Mueller’s team took a lot of time to put together an open and shut case. The evidence was overwhelming, but inexplicably, one Trump-loving juror held out to secure a hung jury on ten of the eighteen charges against him. And, after securing guilty verdicts for eight felony charges, now a judge gives him a tiny sentence and refers to Manafort, a man who repeatedly sold out his country for personal gain, as “otherwise blameless.”
It’s enough to make me ask, when will justice be done?
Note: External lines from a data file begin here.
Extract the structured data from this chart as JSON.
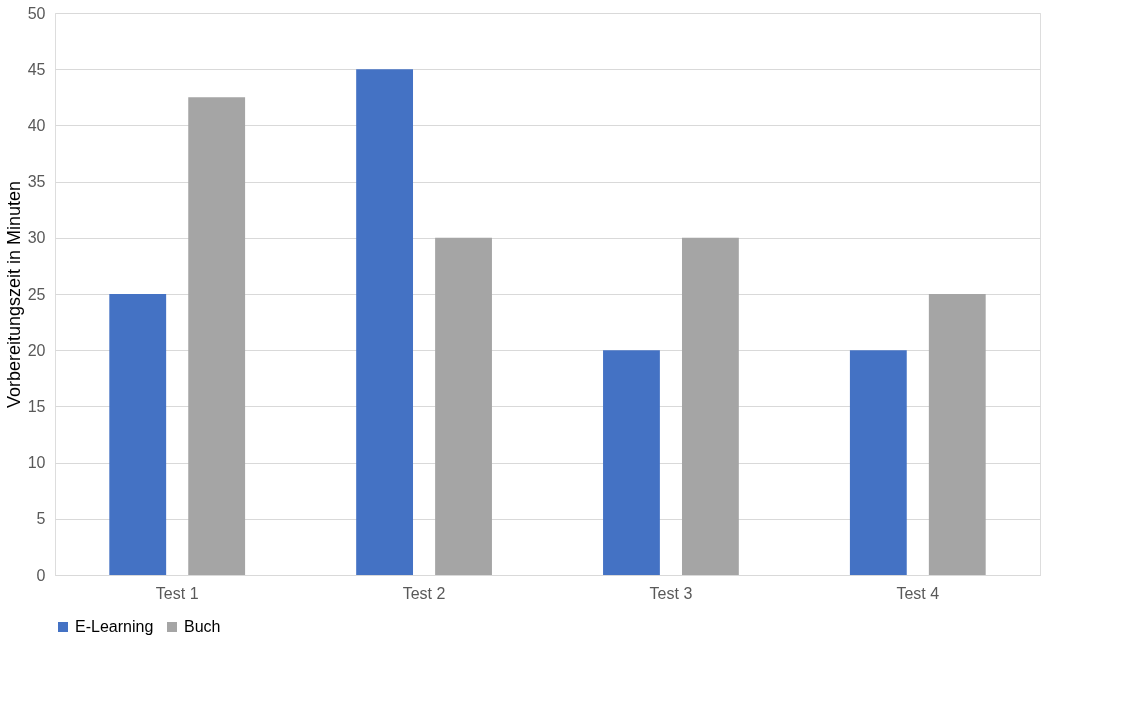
{
  "chart_data": {
    "type": "bar",
    "ylabel": "Vorbereitungszeit in Minuten",
    "categories": [
      "Test 1",
      "Test 2",
      "Test 3",
      "Test 4"
    ],
    "series": [
      {
        "name": "E-Learning",
        "color": "#4472c4",
        "values": [
          25,
          45,
          20,
          20
        ]
      },
      {
        "name": "Buch",
        "color": "#a5a5a5",
        "values": [
          42.5,
          30,
          30,
          25
        ]
      }
    ],
    "ylim": [
      0,
      50
    ],
    "yticks": [
      0,
      5,
      10,
      15,
      20,
      25,
      30,
      35,
      40,
      45,
      50
    ],
    "grid": "y",
    "legend": "bottom"
  }
}
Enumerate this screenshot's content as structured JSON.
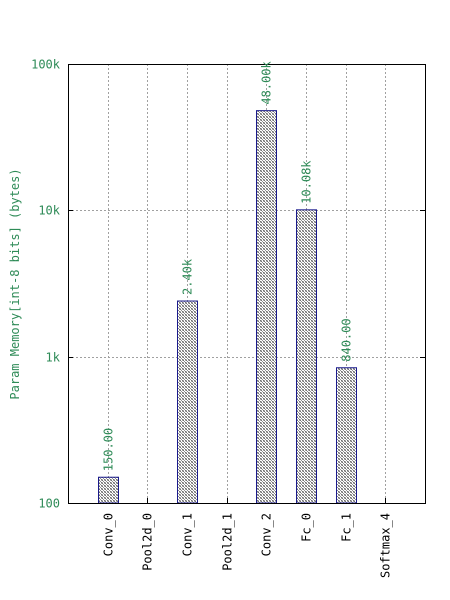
{
  "chart_data": {
    "type": "bar",
    "categories": [
      "Conv_0",
      "Pool2d_0",
      "Conv_1",
      "Pool2d_1",
      "Conv_2",
      "Fc_0",
      "Fc_1",
      "Softmax_4"
    ],
    "values": [
      150,
      null,
      2400,
      null,
      48000,
      10080,
      840,
      null
    ],
    "value_labels": [
      "150.00",
      "",
      "2.40k",
      "",
      "48.00k",
      "10.08k",
      "840.00",
      ""
    ],
    "ylabel": "Param Memory[int-8 bits] (bytes)",
    "yscale": "log",
    "ylim": [
      100,
      100000
    ],
    "yticks": [
      100,
      1000,
      10000,
      100000
    ],
    "ytick_labels": [
      "100",
      "1k",
      "10k",
      "100k"
    ],
    "grid": true,
    "colors": {
      "bar_edge": "#1a1a8c",
      "bar_fill": "#b0b0b0",
      "text": "#2e8b57"
    }
  }
}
But some information I remembered (with a little help from Rachel Maddow) has renewed my faith in our justice system. First, as I mentioned, Manafort faces sentencing for another case next week and he is expected to receive as much as another ten years in prison for those crimes.
Also, Mueller still retains the right to try Manafort on the ten felony counts that resulted in a hung jury, and now, thanks to his phony cooperation scheme, Mueller has Manafort’s confession to those crimes to add to the mountain of evidence he already had against him. Mueller retained the right to retry Manafort for those charges, and if he ends up with a prison sentence that could result in him ever being released from prison, Mueller is likely to retry Manafort for the ten remaining felonies. Finally, it is possible that Manafort could face charges from not-yet-charged crimes of espionage and conspiracy. With everything still to come, it is unlikely Manafort will ever get out of prison.
Cheryl Kelley lives in the DC area with her husband and young son. She is active in government and politics.